The misuse of Apple's Enterprise Certificates program has become an issue for the company since the start of 2019. Early stories focused on how Google and Facebook were providing end users with Enterprise Certificate-equipped apps that monitored their usage habits, a situation that led to Apple revoking the certificates and, in Facebook's case, causing internal issues.
In February, it was discovered developers were also abusing the program to offer apps that would normally be banned from the App Store, including porn and gambling apps. Many were found to have acquired the certificates using another firm's details, allowing them to work around limitations to the number of users allowed under a certificate.
It was also found some developers were distributing hacked versions of popular apps, with users capable of streaming music without paying subscription fees, blocking advertisements, and bypassing in-app purchases. It also meant the developers of the legitimate versions of the apps were missing out on revenue, along with Apple failing to receive its usual 15 or 30 percent cut of all App Store Purchases.
Comments
In the iOS version, users had to give permission for each of the areas where it wanted to gather data, for example, which might raise suspicions ("why does my carrier need permission to access my voice memos or contacts?"). The Android version installed a rootkit, meaning it had full access to everything.
In addition, the iOS version of the app was not distributed in the App Store, even in Italy and Turkemenistan (where the app pretended to be the official app of one of the local carriers), The iOS version was given out only to people willing to "side-load" a dev-only app; the Android version was distributed in the Play Store and other outlets for anyone to download.

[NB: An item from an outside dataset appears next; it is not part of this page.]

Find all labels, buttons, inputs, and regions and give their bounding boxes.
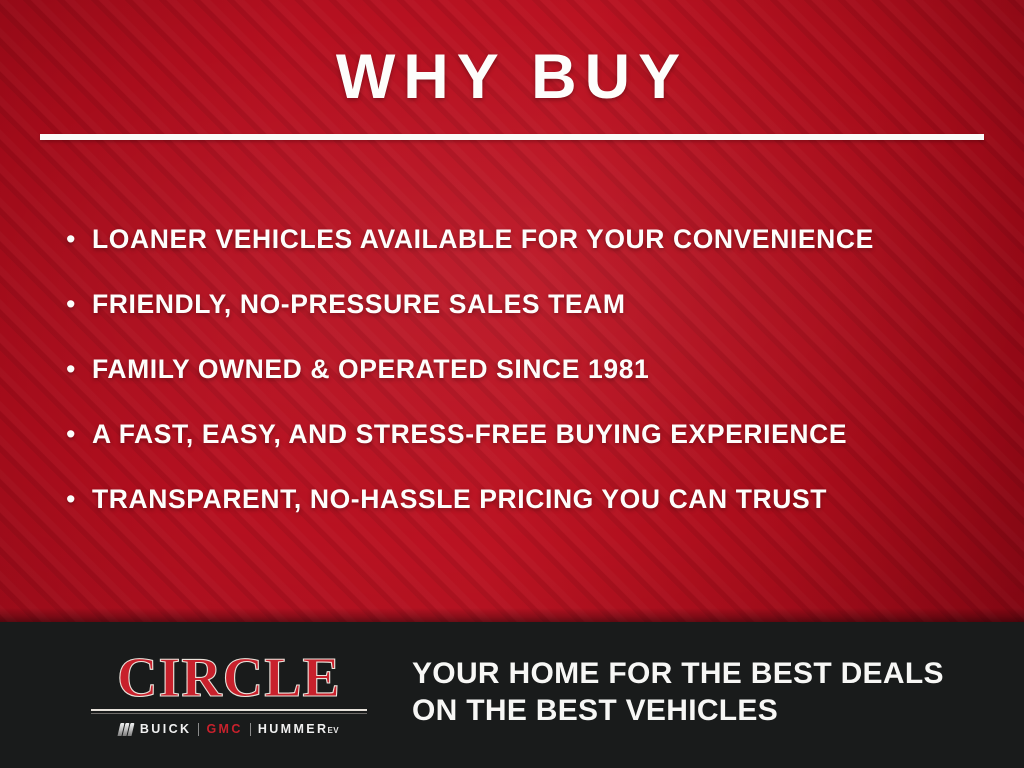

Finally, Apple's revoking of the certificate means the app can no longer run at all, even if users granted permissions. The Android version was kicked off the Play Store, but the installed versions are still happily ticking along, having used the rootkit to gain full access.
If Apple makes it much more expensive (or difficult) to get an enterprise certificate then they’ll be criticized for making it “too hard”.
Uh, Apple does revoke their certificate. Then those people create a new fake company and apply for another one. Rinse and repeat. Not much Apple can do besides their current practice of revoking a certificate once they discover it. Not without making things tougher on the legitimate developers.
You have to be a legal entity (basically a corporation) for starters. You also need a DUNS (Dun & Bradstreet) number, a website attached to your company (this would be the easiest to fake) and the person applying needs to have legal authority to act on behalf of the company.
When you think about it, this is all you need to open a bank account. And once that bank account is open you could launder money through it or so many illegal things. Yet the bank still accepted your credentials to grant you that account in the first place.
It’s not like Apple just hands these out to anyone who asks.
Verifying the App is the tricky one. Who’s going to verify it? Apple? So now Apple has to start checking on Apps that aren’t even being delivered through The App Store? Who will pay for this service? Most likely the developer, as an added fee on top of the yearly $299 enterprise developer fee.
About the only thing I could think of is requiring smaller companies to have someone “sign off” on an agreement that if they abuse their certificate they can be liable for a hefty fine/penalty. Though I imagine people are using fake IDs to set up these shell companies so you’d never be able to enforce/collect any fine. Perhaps a bond of $10K (or more) to be paid up front that you forfeit if you abuse your certificate. Then we’ll see smaller companies complaining about the high cost of entry to start developing enterprise Apps.
I just don’t see an easy way to stop criminals from abusing certificates without unduly affecting honest users.